Coded gray. Just not as gray as usual.

Saturday 15 February 2003

Picture from anime Hikaru no Go

Pic of the day: The hand of Go! No, it's not a typo, though the associations it may give are not unwelcome. As one of my fictional characters once told me: To believe what is true is not faith. To believe and make something become true, is faith.

An angel of Go

Sometimes art imitates life, other times life imitates arts. The latter happened to the work of writer Hotta Yumi and artist Obata Takeshi, when they did the unthinkable and wrote a comic about a boy playing Go. This ancient board game requires a dedication and contemplation that has in most of our lifetime made it mainly a pastime for the elderly. But the comic, published in the magazine Shounen Jump, caught on thanks to its vivid characters and engaging, optimistic atmosphere. In the comic, Go is a mental sport that commands admiration and envy. To some extent this probably was so in real life too, but it has become ever more so as a result of the comic.

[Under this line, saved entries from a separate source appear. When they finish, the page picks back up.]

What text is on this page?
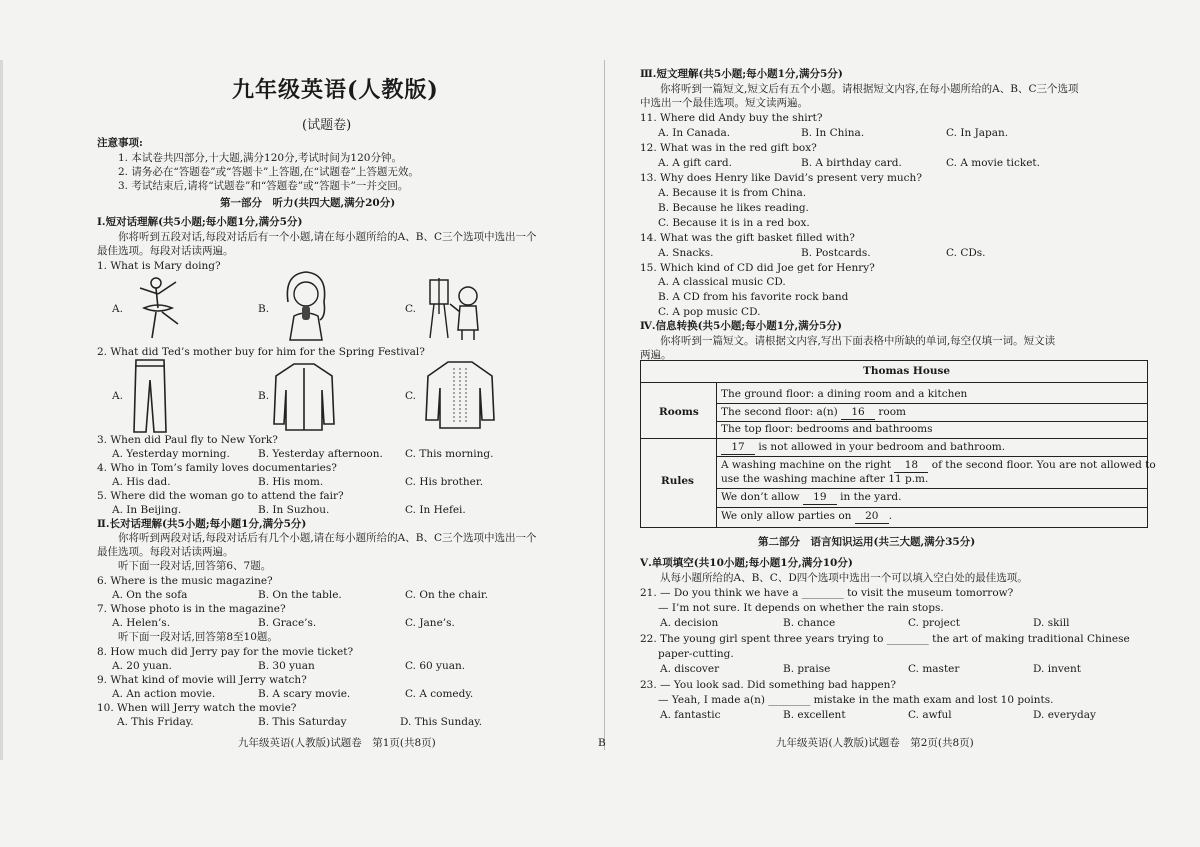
九年级英语(人教版)
(试题卷)
注意事项:
1. 本试卷共四部分,十大题,满分120分,考试时间为120分钟。
2. 请务必在“答题卷”或“答题卡”上答题,在“试题卷”上答题无效。
3. 考试结束后,请将“试题卷”和“答题卷”或“答题卡”一并交回。
第一部分　听力(共四大题,满分20分)
Ⅰ.短对话理解(共5小题;每小题1分,满分5分)
你将听到五段对话,每段对话后有一个小题,请在每小题所给的A、B、C三个选项中选出一个
最佳选项。每段对话读两遍。
1. What is Mary doing?
A.	B.	C.
2. What did Ted’s mother buy for him for the Spring Festival?
A.	B.	C.
3. When did Paul fly to New York?
A. Yesterday morning.	B. Yesterday afternoon. C. This morning.
4. Who in Tom’s family loves documentaries?
A. His dad.	B. His mom.	C. His brother.
5. Where did the woman go to attend the fair?
A. In Beijing.	B. In Suzhou.	C. In Hefei.
Ⅱ.长对话理解(共5小题;每小题1分,满分5分)
你将听到两段对话,每段对话后有几个小题,请在每小题所给的A、B、C三个选项中选出一个
最佳选项。每段对话读两遍。
听下面一段对话,回答第6、7题。
6. Where is the music magazine?
A. On the sofa	B. On the table.	C. On the chair.
7. Whose photo is in the magazine?
A. Helen’s.	B. Grace’s.	C. Jane’s.
听下面一段对话,回答第8至10题。
8. How much did Jerry pay for the movie ticket?
A. 20 yuan.	B. 30 yuan	C. 60 yuan.
9. What kind of movie will Jerry watch?
A. An action movie.	B. A scary movie.	C. A comedy.
10. When will Jerry watch the movie?
A. This Friday.	B. This Saturday	D. This Sunday.
九年级英语(人教版)试题卷　第1页(共8页)	B
Ⅲ.短文理解(共5小题;每小题1分,满分5分)
你将听到一篇短文,短文后有五个小题。请根据短文内容,在每小题所给的A、B、C三个选项
中选出一个最佳选项。短文读两遍。
11. Where did Andy buy the shirt?
A. In Canada.	B. In China.	C. In Japan.
12. What was in the red gift box?
A. A gift card.	B. A birthday card.	C. A movie ticket.
13. Why does Henry like David’s present very much?
A. Because it is from China.
B. Because he likes reading.
C. Because it is in a red box.
14. What was the gift basket filled with?
A. Snacks.	B. Postcards.	C. CDs.
15. Which kind of CD did Joe get for Henry?
A. A classical music CD.
B. A CD from his favorite rock band
C. A pop music CD.
Ⅳ.信息转换(共5小题;每小题1分,满分5分)
你将听到一篇短文。请根据文内容,写出下面表格中所缺的单词,每空仅填一词。短文读
两遍。
Thomas House
Rooms
The ground floor: a dining room and a kitchen
The second floor: a(n) 16 room
The top floor: bedrooms and bathrooms
Rules
17 is not allowed in your bedroom and bathroom.
A washing machine on the right 18 of the second floor. You are not allowed to
use the washing machine after 11 p.m.
We don’t allow 19 in the yard.
We only allow parties on 20 .
第二部分　语言知识运用(共三大题,满分35分)
Ⅴ.单项填空(共10小题;每小题1分,满分10分)
从每小题所给的A、B、C、D四个选项中选出一个可以填入空白处的最佳选项。
21. — Do you think we have a ________ to visit the museum tomorrow?
— I’m not sure. It depends on whether the rain stops.
A. decision	B. chance	C. project	D. skill
22. The young girl spent three years trying to ________ the art of making traditional Chinese
paper-cutting.
A. discover	B. praise	C. master	D. invent
23. — You look sad. Did something bad happen?
— Yeah, I made a(n) ________ mistake in the math exam and lost 10 points.
A. fantastic	B. excellent	C. awful	D. everyday
九年级英语(人教版)试题卷　第2页(共8页)
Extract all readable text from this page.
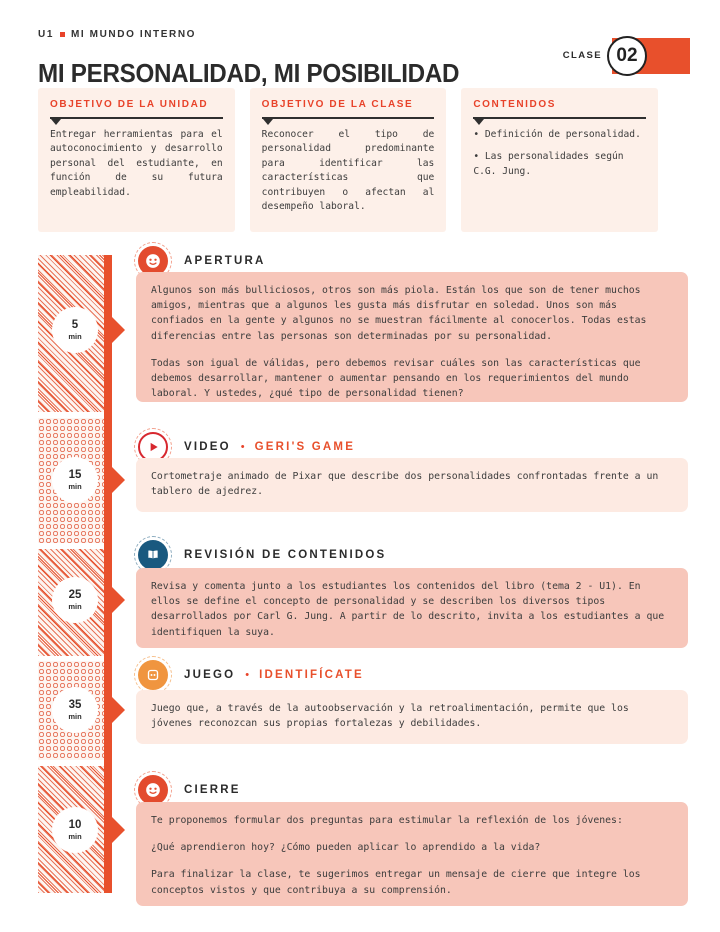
U1 MI MUNDO INTERNO
MI PERSONALIDAD, MI POSIBILIDAD
CLASE 02
OBJETIVO DE LA UNIDAD

Entregar herramientas para el autoconocimiento y desarrollo personal del estudiante, en función de su futura empleabilidad.

OBJETIVO DE LA CLASE

Reconocer el tipo de personalidad predominante para identificar las características que contribuyen o afectan al desempeño laboral.

CONTENIDOS

• Definición de personalidad.

• Las personalidades según C.G. Jung.

5
min
15
min
25
min
35
min
10
min
APERTURA

Algunos son más bulliciosos, otros son más piola. Están los que son de tener muchos amigos, mientras que a algunos les gusta más disfrutar en soledad. Unos son más confiados en la gente y algunos no se muestran fácilmente al conocerlos. Todas estas diferencias entre las personas son determinadas por su personalidad.

Todas son igual de válidas, pero debemos revisar cuáles son las características que debemos desarrollar, mantener o aumentar pensando en los requerimientos del mundo laboral. Y ustedes, ¿qué tipo de personalidad tienen?

VIDEO • GERI'S GAME

Cortometraje animado de Pixar que describe dos personalidades confrontadas frente a un tablero de ajedrez.

REVISIÓN DE CONTENIDOS

Revisa y comenta junto a los estudiantes los contenidos del libro (tema 2 - U1). En ellos se define el concepto de personalidad y se describen los diversos tipos desarrollados por Carl G. Jung. A partir de lo descrito, invita a los estudiantes a que identifiquen la suya.

JUEGO • IDENTIFÍCATE

Juego que, a través de la autoobservación y la retroalimentación, permite que los jóvenes reconozcan sus propias fortalezas y debilidades.

CIERRE

Te proponemos formular dos preguntas para estimular la reflexión de los jóvenes:

¿Qué aprendieron hoy? ¿Cómo pueden aplicar lo aprendido a la vida?

Para finalizar la clase, te sugerimos entregar un mensaje de cierre que integre los conceptos vistos y que contribuya a su comprensión.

By the time the comic was made into an animated movie series, it had already spread to the point where local Go clubs had doubled their attendance and high-level Go players were deluged with requests for tutoring and advice from young hopeful players. The anime spread this wave even further. Closely based on the comic, it features realistic environments and the matches are based on actual games played by high- ranking Go players. The surge of young Go players spread beyond Japan as the series was released in neighboring countries. Lately, fan translations have spread over the Internet, raising the same new wave in English-speaking countries. The International Go Server is buzzing with activity at all times of day and night: No matter what your level, you can find a match here or study games in progress.

I realized fairly soon that the anime portrayed real life quite closely, except for the mysterious ghost of an ancient Go player that was essential to kick the whole thing into action. What I did not know until today was that the comic, and later then anime, had played an important role in restoring this life to the mental sport of Go.

***

In the comic, the nameless god takes pity on the restless soul of a young brilliant Go player who committed suicide after being unfairly accused of cheating and chased from the Imperial Court. Fujiwara Sai is allowed to return to the world twice, once in the mind of Shusaku Honinbo (an actual player of the mid 19th century, and still a legend in Go) and the next time in the (fictional) Shindou Hikaru. Unlike the first time, Shindou-kun is not satisfied to be the hands of a ghost. He wants to become like his teacher, and if possible surpass him, heading higher than anyone else.

Thus the torn soul of Sai, in his single-minded and almost childlike love for the game, twice renews the sport of Go. Once as Shusaku sets new and higher standards for top-level players, and again as Shindou unwittingly causes a spreading youth movement of Go. Ironically, this last part has carried over from the comic and the animated movie into the real world. So the character Sai, who is literally nothing but a spirit residing in someone else's mind, actually manages to do the same thing in life as in the dream world into which he was born. Out of the love for Go came an angel of Go, to change the world. Where does the fiction end and the fact begin? Where does art stop imitating life, and life start imitating art?